Get a clear answer or get ready for trouble.
A small business owner and his business are often indivisible in his mind.
When a bankruptcy lawyer doesn’t work to pull them apart, analytically, he should be charged with an error.
Seen at the courthouse
The debtor had been told: don’t pay this loan after filing, your liability will be discharged.
The prior bankruptcy lawyer didn’t dig deep enough to find out that the debt in question was contractually also a debt of the business entity.
The debtor dutifully didn’t pay it after the individual’s Chapter 7, and now the creditor secured by the assets of the corporation is foreclosing on the collateral essential to run the business.
Black letter law
The debtor’s discharge only protects the debtor personally from post discharge collection action: no one else.
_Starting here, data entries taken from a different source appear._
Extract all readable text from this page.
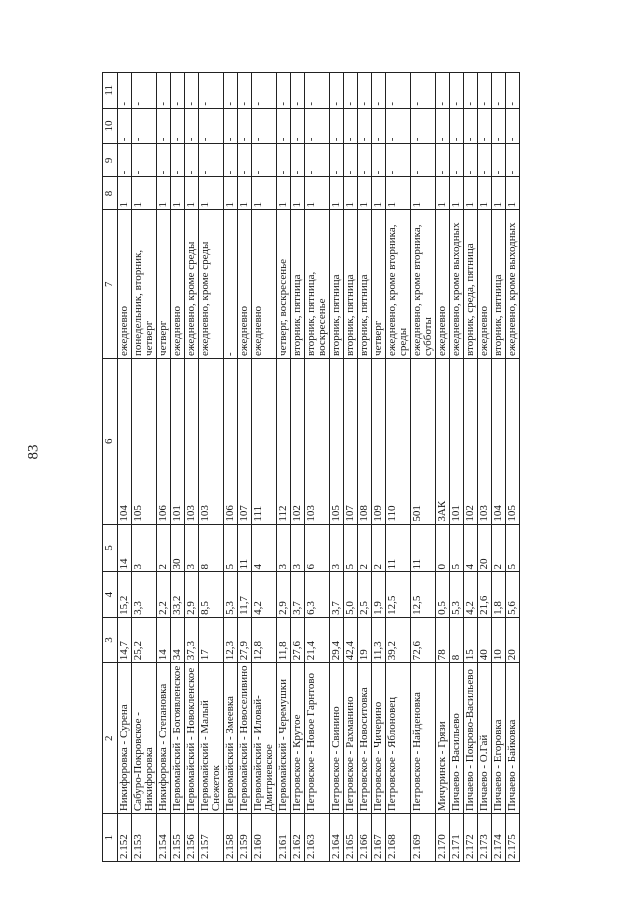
83
1	2	3	4	5	6	7	8	9	10	11
2.152	Никифоровка - Сурена	14,7	15,2	14	104	ежедневно	1	-	-	-
2.153	Сабуро-Покровское - Никифоровка	25,2	3,3	3	105	понедельник, вторник, четверг	1	-	-	-
2.154	Никифоровка - Степановка	14	2,2	2	106	четверг	1	-	-	-
2.155	Первомайский - Богоявленское	34	33,2	30	101	ежедневно	1	-	-	-
2.156	Первомайский - Новокленское	37,3	2,9	3	103	ежедневно, кроме среды	1	-	-	-
2.157	Первомайский - Малый Снежеток	17	8,5	8	103	ежедневно, кроме среды	1	-	-	-
2.158	Первомайский - Змеевка	12,3	5,3	5	106	-	1	-	-	-
2.159	Первомайский - Новоселивино	27,9	11,7	11	107	ежедневно	1	-	-	-
2.160	Первомайский - Иловай-Дмитриевское	12,8	4,2	4	111	ежедневно	1	-	-	-
2.161	Первомайский - Черемушки	11,8	2,9	3	112	четверг, воскресенье	1	-	-	-
2.162	Петровское - Крутое	27,6	3,7	3	102	вторник, пятница	1	-	-	-
2.163	Петровское - Новое Гарнтово	21,4	6,3	6	103	вторник, пятница, воскресенье	1	-	-	-
2.164	Петровское - Свинино	29,4	3,7	3	105	вторник, пятница	1	-	-	-
2.165	Петровское - Рахманино	42,4	5,0	5	107	вторник, пятница	1	-	-	-
2.166	Петровское - Новоситовка	19	2,5	2	108	вторник, пятница	1	-	-	-
2.167	Петровское - Чичерино	11,3	1,9	2	109	четверг	1	-	-	-
2.168	Петровское - Яблоновец	39,2	12,5	11	110	ежедневно, кроме вторника, среды	1	-	-	-
2.169	Петровское - Найденовка	72,6	12,5	11	501	ежедневно, кроме вторника, субботы	1	-	-	-
2.170	Мичуринск - Грязи	78	0,5	0	3АК	ежедневно	1	-	-	-
2.171	Пичаево - Васильево	8	5,3	5	101	ежедневно, кроме выходных	1	-	-	-
2.172	Пичаево - Покрово-Васильево	15	4,2	4	102	вторник, среда, пятница	1	-	-	-
2.173	Пичаево - О.Гай	40	21,6	20	103	ежедневно	1	-	-	-
2.174	Пичаево - Егоровка	10	1,8	2	104	вторник, пятница	1	-	-	-
2.175	Пичаево - Байковка	20	5,6	5	105	ежедневно, кроме выходных	1	-	-	-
The obligations, and the exposure, of any separate business entity the debtor owns and operates, remain.
The action item from that black letter law is that you create three piles of bills when dealing with an individual and a separate business entity that expects to operate after the debtor’s filing:
- Debts for which only the individual is liable.
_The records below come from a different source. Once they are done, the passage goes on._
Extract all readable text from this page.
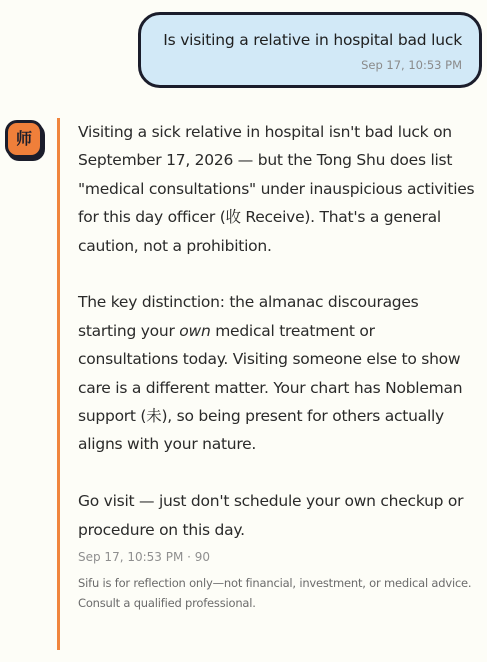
Is visiting a relative in hospital bad luck
Sep 17, 10:53 PM
师	Visiting a sick relative in hospital isn't bad luck on September 17, 2026 — but the Tong Shu does list "medical consultations" under inauspicious activities for this day officer (收 Receive). That's a general caution, not a prohibition.

The key distinction: the almanac discourages starting your own medical treatment or consultations today. Visiting someone else to show care is a different matter. Your chart has Nobleman support (未), so being present for others actually aligns with your nature.

Go visit — just don't schedule your own checkup or procedure on this day.

Sep 17, 10:53 PM · 90
Sifu is for reflection only—not financial, investment, or medical advice. Consult a qualified professional.
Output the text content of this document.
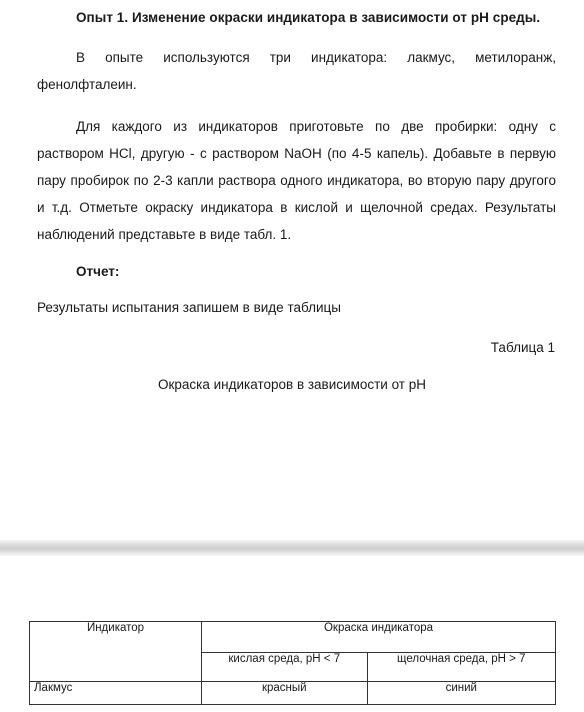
Опыт 1. Изменение окраски индикатора в зависимости от рН среды.
В опыте используются три индикатора: лакмус, метилоранж, фенолфталеин.
Для каждого из индикаторов приготовьте по две пробирки: одну с раствором HCl, другую - с раствором NaOH (по 4-5 капель). Добавьте в первую пару пробирок по 2-3 капли раствора одного индикатора, во вторую пару другого и т.д. Отметьте окраску индикатора в кислой и щелочной средах. Результаты наблюдений представьте в виде табл. 1.
Отчет:
Результаты испытания запишем в виде таблицы
Таблица 1
Окраска индикаторов в зависимости от рН
Индикатор	Окраска индикатора	
	кислая среда, pH < 7	щелочная среда, pH > 7
Лакмус	красный	синий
- Debts for which only the entity is liable.
- Debts for which both are liable.
It’s that third category that presents the problem, the intersection of the circles of liability below.
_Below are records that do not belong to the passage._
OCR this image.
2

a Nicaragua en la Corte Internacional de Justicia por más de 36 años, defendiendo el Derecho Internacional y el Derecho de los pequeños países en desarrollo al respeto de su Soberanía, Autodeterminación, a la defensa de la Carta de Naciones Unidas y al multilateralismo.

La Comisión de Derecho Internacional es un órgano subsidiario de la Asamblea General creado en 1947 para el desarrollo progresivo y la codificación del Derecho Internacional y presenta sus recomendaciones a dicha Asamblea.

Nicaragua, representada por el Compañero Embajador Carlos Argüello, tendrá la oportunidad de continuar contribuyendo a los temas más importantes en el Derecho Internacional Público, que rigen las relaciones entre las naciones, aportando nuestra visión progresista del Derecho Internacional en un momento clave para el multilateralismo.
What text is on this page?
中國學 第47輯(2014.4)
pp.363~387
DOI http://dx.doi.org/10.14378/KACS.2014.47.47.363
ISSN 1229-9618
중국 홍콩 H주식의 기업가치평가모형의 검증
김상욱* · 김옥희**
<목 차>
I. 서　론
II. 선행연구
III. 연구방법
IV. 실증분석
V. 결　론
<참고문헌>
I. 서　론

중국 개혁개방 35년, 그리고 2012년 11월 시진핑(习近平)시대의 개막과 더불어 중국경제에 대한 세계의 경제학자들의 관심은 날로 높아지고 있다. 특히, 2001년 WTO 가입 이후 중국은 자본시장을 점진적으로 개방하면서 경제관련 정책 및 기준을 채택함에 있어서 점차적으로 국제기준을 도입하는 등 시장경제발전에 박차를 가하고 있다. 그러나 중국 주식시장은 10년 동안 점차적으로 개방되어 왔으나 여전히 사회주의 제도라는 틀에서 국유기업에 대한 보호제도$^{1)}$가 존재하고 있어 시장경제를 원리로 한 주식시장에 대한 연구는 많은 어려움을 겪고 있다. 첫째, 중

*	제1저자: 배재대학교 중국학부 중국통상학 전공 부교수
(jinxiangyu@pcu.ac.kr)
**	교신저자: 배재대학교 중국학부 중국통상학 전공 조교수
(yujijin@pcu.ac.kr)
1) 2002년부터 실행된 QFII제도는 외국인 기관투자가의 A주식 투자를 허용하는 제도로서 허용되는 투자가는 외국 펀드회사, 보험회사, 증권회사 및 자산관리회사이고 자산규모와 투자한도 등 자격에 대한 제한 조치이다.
When the entity has contractual liability, failure to pay may result in unpleasant consequences to the entity.
- SBA loans
- payroll taxes
- premises leases
- equipment leases
- business lines of credit
Each of those kinds of debt are likely to be guaranteed by both the owner and his entity.
Do a UCC check under the business name. Are there creditors asserting a security interest in the assets of the entity?
When you know what the obligations of the entity are, you can advise the debtor on what needs to be paid post filing to keep the entity in good standing.
Another time, we’ll talk about remedies for the debt of the entity.